Я тоже выхожу в ночь и меня тут же, хрипящим полукольцом обступают однорогие рожи, готовые в любую минуту раздавить, растоптать в остервенелом раже все, что встает у них на их безумном пути. И кого только нет в этом беспощадном стаде: неудовлетворенные в славе и похоти окололитературные истерички, озлобленные графоманы из числа кандидатов в общемировые гении, ничего не забывшие и ничему не научившиеся „совпатриоты" послевоенных лет, набившие руку на стукачестве и всегда готовые услужить недооценившей их советской власти профессора, амнистированные советские шпионы, мародерствующие на переводческой ниве, и дети советских шпионов, на старости лет высасывающие из пальца романы а ля „рашен клюква", бывшие и нынешние „члены родной коммунистической партии", с помощью которых уже потоплено в крови более полумира и так далее и тому подобное или, как говорят здесь, на Западе, ецетера, ецетера.
Но в общей мешанине звериных масок я различаю лица людей еще недавно близких мне по духу и делу. Вот они: раз, два, три и еще, и еще, и еще один за другим, один за другим. Неужели скоро и моя очередь!
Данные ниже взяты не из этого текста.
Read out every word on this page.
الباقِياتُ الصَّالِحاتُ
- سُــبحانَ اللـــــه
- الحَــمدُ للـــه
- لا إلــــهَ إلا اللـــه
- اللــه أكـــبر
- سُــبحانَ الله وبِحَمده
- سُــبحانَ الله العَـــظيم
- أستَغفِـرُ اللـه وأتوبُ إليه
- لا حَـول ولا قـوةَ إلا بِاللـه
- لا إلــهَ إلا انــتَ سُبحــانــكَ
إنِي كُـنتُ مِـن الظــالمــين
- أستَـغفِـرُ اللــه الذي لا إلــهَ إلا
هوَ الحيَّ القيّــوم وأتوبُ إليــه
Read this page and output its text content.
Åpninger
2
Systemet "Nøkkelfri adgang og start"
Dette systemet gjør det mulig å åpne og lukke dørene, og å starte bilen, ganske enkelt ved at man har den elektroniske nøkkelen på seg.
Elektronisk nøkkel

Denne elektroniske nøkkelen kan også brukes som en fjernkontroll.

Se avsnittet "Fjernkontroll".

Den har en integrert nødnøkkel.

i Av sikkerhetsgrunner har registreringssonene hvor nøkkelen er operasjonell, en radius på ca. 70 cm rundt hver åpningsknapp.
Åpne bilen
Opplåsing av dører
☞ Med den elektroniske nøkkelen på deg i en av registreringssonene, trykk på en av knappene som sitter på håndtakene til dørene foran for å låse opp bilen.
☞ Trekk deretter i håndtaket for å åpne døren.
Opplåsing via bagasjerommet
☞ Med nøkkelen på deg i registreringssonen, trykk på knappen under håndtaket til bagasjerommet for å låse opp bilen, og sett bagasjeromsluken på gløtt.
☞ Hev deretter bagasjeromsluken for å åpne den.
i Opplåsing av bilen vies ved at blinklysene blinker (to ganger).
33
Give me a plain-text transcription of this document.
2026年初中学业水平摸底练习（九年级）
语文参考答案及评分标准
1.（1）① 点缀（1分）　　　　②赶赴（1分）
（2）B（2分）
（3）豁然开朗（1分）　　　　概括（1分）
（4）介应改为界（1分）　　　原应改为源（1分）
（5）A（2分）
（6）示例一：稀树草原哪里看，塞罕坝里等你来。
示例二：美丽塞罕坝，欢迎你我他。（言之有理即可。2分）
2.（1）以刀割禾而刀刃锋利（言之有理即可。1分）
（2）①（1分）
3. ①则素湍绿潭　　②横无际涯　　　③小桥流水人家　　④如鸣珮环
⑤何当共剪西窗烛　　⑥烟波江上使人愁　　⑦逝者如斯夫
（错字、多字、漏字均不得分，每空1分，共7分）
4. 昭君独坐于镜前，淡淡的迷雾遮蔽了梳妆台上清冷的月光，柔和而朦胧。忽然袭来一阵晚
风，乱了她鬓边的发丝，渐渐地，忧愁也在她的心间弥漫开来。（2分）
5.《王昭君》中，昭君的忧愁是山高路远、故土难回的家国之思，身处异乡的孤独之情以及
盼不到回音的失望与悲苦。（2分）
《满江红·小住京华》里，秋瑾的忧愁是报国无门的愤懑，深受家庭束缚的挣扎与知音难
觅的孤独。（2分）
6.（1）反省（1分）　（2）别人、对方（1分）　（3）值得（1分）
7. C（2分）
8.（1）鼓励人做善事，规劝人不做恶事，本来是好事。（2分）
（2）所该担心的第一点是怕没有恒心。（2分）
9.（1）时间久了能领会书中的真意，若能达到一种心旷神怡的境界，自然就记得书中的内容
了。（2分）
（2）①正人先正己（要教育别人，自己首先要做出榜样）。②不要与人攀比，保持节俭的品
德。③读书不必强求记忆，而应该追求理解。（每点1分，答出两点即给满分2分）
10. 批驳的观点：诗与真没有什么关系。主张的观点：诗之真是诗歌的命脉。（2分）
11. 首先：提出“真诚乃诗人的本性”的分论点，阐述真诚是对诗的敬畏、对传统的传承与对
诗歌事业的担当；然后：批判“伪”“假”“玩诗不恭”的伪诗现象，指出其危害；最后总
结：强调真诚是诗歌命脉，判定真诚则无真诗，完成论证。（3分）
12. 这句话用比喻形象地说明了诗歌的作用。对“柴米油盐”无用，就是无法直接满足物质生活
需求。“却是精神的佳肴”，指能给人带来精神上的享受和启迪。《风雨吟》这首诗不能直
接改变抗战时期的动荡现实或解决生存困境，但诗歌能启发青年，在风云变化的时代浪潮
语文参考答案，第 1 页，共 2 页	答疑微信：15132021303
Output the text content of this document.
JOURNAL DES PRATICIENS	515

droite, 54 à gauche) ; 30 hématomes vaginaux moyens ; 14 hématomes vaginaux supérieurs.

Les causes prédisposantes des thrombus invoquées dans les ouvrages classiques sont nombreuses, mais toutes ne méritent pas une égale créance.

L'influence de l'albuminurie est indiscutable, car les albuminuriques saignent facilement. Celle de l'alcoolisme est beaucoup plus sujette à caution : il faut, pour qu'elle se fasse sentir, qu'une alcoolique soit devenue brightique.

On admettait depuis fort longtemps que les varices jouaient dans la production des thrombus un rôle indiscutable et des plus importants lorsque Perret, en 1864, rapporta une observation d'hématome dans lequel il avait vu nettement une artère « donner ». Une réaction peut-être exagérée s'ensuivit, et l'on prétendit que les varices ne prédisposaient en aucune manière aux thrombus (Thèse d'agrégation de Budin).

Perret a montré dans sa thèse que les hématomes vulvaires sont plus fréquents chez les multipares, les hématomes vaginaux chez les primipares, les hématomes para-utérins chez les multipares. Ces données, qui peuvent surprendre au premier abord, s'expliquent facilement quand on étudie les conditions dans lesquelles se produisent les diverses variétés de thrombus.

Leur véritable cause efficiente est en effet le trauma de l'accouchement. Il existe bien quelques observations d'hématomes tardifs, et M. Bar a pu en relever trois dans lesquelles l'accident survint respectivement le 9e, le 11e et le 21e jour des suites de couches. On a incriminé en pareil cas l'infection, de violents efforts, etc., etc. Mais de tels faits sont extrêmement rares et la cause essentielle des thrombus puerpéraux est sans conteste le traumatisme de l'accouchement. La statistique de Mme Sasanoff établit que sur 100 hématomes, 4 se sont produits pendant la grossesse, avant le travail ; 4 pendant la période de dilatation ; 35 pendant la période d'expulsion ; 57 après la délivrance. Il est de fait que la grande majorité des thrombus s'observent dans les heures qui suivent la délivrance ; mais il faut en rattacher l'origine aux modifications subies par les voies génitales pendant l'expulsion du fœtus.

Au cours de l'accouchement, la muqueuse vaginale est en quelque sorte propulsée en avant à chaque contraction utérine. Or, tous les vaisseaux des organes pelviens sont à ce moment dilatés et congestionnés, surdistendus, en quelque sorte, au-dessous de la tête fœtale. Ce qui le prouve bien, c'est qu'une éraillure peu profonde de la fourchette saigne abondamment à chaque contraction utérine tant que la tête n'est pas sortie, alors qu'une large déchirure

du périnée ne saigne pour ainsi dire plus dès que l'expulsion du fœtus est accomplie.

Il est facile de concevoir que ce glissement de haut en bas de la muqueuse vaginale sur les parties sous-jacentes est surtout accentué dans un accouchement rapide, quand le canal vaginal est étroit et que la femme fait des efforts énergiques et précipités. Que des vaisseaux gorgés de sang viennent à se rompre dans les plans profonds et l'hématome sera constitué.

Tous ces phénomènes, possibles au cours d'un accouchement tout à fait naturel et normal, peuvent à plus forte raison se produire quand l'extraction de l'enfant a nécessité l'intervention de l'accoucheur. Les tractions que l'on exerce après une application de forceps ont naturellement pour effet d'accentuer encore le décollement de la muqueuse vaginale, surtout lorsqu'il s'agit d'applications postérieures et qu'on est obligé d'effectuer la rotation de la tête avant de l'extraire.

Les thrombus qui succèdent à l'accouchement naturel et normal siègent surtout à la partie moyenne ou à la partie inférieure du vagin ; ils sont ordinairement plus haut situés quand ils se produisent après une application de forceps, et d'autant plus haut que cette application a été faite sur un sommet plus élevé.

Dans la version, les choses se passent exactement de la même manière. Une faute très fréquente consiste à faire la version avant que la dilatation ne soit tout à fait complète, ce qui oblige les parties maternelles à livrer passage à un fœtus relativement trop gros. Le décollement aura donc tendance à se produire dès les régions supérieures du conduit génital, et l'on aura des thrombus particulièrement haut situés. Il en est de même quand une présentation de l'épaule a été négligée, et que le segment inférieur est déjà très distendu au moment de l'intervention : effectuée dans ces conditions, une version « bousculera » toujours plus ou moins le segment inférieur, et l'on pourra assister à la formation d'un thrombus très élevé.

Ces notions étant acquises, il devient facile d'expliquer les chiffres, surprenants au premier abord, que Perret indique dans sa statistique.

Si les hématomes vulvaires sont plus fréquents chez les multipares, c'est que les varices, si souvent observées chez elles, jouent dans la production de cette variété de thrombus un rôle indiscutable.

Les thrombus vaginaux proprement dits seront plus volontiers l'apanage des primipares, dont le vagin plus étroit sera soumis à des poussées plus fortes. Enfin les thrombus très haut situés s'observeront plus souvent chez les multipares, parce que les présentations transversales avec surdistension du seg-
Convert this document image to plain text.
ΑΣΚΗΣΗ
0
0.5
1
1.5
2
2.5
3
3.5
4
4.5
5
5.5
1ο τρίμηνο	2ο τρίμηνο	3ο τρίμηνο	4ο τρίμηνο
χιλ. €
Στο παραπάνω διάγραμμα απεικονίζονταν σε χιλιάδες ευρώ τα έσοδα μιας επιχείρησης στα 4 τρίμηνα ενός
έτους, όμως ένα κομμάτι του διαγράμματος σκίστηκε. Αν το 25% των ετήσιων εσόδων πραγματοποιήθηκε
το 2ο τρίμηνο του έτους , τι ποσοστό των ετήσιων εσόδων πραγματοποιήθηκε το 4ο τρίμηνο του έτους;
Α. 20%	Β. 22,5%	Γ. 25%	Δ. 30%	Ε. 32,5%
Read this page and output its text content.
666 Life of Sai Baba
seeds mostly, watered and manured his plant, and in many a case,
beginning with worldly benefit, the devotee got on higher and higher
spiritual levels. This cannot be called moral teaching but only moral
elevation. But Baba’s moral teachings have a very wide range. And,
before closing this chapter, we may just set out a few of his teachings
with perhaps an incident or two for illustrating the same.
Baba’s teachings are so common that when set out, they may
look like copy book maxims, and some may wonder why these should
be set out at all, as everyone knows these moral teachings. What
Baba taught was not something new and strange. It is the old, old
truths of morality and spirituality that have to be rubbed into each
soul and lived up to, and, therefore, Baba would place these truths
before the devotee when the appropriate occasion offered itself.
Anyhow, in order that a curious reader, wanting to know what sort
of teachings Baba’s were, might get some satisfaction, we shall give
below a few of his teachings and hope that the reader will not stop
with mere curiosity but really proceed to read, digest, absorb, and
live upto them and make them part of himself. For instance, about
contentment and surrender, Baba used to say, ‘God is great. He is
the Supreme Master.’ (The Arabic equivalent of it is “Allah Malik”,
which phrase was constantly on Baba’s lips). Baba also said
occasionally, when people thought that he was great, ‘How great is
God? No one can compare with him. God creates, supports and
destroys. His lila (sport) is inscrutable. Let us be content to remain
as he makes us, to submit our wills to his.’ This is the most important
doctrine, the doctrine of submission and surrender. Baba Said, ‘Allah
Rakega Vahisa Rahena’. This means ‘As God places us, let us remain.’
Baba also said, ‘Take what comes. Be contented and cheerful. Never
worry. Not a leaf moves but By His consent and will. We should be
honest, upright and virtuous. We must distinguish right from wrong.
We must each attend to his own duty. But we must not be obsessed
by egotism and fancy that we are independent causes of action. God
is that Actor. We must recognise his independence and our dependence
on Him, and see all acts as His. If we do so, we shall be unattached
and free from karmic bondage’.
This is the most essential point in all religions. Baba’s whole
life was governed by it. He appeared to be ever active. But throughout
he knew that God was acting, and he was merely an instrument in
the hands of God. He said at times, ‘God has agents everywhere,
Я иду в ночь, чувствуя себя существом, по которому всей своей тяжестью прошелся асфальтовый каток. Меня остается только подсунуть под двери моей квартиры вместо прощального письма жене и детям.
Пронеси, Господи!
1
Мы сидим с ним в его тесно заставленном, но предельно опрятном кабинете в квартире на бульваре Монпарнас. Серые, чуть навыкате, с налетом неистребимого удивления глаза, мягкая детскость которых живет, существует, излучается как бы самостоятельно, отдельно от лица - резко очерченного, тронутого возрастом. К такому бы лицу да белую тогу с малиновым подбоем, а не свитер, который, впрочем, тоже сидит на нем весьма царственно. Он время от времени лениво прихлебывает чистый виски со льдом и молча, не перебивая, выслушивает мои многословные жалобы на душевную глухоту, идеологическую ограниченность, социальную стадность западной интеллектуальной элиты.
– Из огня да в полымя, - в сердцах говорю я, - стоило уносить ноги от диктатуры государственной, чтобы сделаться мальчиками для битья при диктатуре социального снобизма! В известном смысле все то же самое: цензура, деление на своих и чужих, издательский и критический бойкот, конформизм наизнанку, только под респектабельным демократическим соусом. И способ полемики тоже давно знакомый по душеспасительным разговорам в кабинетах на Старой площади: ты ему про конкретные факты, а он тебе про угнетенных Африки и классовую борьбу.